Os reclamantes, no presente incidente, não impugnam esse juízo, limitando-se a refutar o entendimento, sustentado na decisão sumária em relação à generalidade dos recursos de constitucionalidade interpostos nos autos, de que o Supremo Tribunal de Justiça, no Acórdão recorrido, não aplicou em fundamento do julgado as interpretações sindicadas a respeito da possibilidade de apuramento, em processo penal, do montante de impostos não previamente liquidados pelas entidades administrativas competentes. Invocam, ainda, os reclamantes que está preenchido o pressuposto processual do recurso respeitante à definitividade da decisão recorrida, pressuposto que o relator julgou omisso por força da pendência de arguição de nulidade que os recorrentes, ora reclamantes, lhe dirigiram aquando da interposição do recurso de constitucionalidade.

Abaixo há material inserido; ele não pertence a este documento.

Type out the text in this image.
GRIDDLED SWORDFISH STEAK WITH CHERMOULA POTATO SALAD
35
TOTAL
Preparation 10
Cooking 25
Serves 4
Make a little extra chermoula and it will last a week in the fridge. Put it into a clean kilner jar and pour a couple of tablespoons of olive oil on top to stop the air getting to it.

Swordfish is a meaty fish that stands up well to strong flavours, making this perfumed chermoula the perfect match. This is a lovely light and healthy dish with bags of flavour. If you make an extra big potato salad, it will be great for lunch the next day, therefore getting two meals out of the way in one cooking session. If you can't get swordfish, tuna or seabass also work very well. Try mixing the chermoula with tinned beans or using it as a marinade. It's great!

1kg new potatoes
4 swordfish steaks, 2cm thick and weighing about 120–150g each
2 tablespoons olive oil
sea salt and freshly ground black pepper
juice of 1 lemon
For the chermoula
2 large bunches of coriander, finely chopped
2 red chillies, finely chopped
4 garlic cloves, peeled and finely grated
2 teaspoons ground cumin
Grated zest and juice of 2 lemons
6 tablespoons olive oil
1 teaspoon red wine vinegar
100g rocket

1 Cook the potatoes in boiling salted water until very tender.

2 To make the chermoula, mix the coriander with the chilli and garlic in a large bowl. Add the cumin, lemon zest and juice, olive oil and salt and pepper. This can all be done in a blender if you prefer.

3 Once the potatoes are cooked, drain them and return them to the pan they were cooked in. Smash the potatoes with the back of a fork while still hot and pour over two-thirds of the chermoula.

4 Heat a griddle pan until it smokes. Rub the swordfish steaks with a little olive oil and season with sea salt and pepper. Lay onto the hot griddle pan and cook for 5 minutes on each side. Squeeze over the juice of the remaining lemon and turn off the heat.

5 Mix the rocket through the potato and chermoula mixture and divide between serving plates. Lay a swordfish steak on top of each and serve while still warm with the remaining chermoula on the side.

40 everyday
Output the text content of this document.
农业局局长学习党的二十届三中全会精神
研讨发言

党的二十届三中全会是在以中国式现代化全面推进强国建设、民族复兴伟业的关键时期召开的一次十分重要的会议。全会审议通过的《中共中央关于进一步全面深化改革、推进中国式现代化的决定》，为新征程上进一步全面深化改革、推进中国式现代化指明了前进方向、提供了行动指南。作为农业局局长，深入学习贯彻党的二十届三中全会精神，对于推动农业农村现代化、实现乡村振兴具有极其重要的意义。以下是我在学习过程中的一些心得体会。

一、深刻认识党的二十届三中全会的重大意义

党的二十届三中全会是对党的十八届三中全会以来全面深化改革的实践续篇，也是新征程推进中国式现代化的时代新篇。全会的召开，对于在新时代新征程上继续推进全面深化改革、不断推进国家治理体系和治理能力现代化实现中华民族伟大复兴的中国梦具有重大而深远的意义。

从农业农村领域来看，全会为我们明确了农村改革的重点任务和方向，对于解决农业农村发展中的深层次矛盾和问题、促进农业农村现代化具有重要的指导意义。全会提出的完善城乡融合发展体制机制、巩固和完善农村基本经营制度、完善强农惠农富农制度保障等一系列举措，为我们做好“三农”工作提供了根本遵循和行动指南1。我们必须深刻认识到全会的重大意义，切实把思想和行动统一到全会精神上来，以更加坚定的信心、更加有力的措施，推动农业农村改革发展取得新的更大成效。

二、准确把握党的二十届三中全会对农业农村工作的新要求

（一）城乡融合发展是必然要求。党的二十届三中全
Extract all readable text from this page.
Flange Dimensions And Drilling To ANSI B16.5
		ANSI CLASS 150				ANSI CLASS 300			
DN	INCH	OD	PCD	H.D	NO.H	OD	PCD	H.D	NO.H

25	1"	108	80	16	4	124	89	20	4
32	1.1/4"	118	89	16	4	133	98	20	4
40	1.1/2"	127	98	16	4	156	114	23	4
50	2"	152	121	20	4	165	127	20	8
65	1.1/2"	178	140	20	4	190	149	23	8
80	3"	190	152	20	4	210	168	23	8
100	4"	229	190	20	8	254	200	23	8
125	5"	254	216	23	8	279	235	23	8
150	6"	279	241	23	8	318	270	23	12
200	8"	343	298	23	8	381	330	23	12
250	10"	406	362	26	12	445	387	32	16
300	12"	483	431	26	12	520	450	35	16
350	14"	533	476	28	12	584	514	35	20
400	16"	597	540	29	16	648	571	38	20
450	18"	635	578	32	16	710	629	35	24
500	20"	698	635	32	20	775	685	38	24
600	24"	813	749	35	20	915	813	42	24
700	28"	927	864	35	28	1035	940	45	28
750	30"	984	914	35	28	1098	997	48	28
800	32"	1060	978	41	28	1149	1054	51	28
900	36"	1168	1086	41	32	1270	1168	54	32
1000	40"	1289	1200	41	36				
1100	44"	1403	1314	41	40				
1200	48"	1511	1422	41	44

Confrontando as normas legais sindicadas e a autodenominada interpretação que os recorrentes, ora reclamantes, lhe reconduzem, a de que é permitida «a arrecadação de impostos à margem do disposto nas leis tributárias», facilmente se verifica que não está efetivamente em causa um critério normativo de decisão que possa ser extraído, por via interpretativa, das normas dos artigos 483.º do CC e 71.º do CPP. A possibilidade de arrecadação de impostos à margem do disposto nas leis tributárias não é manifestamente solução que se contenha, desde logo, na letra das citadas normas legais, cujo âmbito de regulação nenhuma relação tem com a dimensão reputada inconstitucional.
Ora, não estando em causa uma interpretação da lei que o Tribunal Constitucional possa apreciar, no exercício das suas funções de controlo de constitucionalidade de normas jurídicas, parece claro que o recurso não pode prosseguir para apreciação de mérito.
De todo o modo, ainda que estivesse em causa um critério normativo de decisão suscetível de fiscalização pelo Tribunal Constitucional – e não está -, a verdade é que, pelas razões invocadas pelo relator e por esta conferência a esse respeito, no ponto 2.2.2. do presente acórdão, que aqui se dá por integralmente reproduzido, não se reconheceria qualquer utilidade ao recurso, não decorrendo da presente reclamação qualquer argumento que comprometa a bondade desse juízo.
Assim sendo, impõe-se, sem necessidade de mais considerações, o indeferimento da presente reclamação, não se justificando, atento o caráter cumulativo dos pressupostos processuais do recurso de constitucionalidade, aferir se a decisão recorrida assumiu o caráter de definitividade que o relator também julgou não verificado.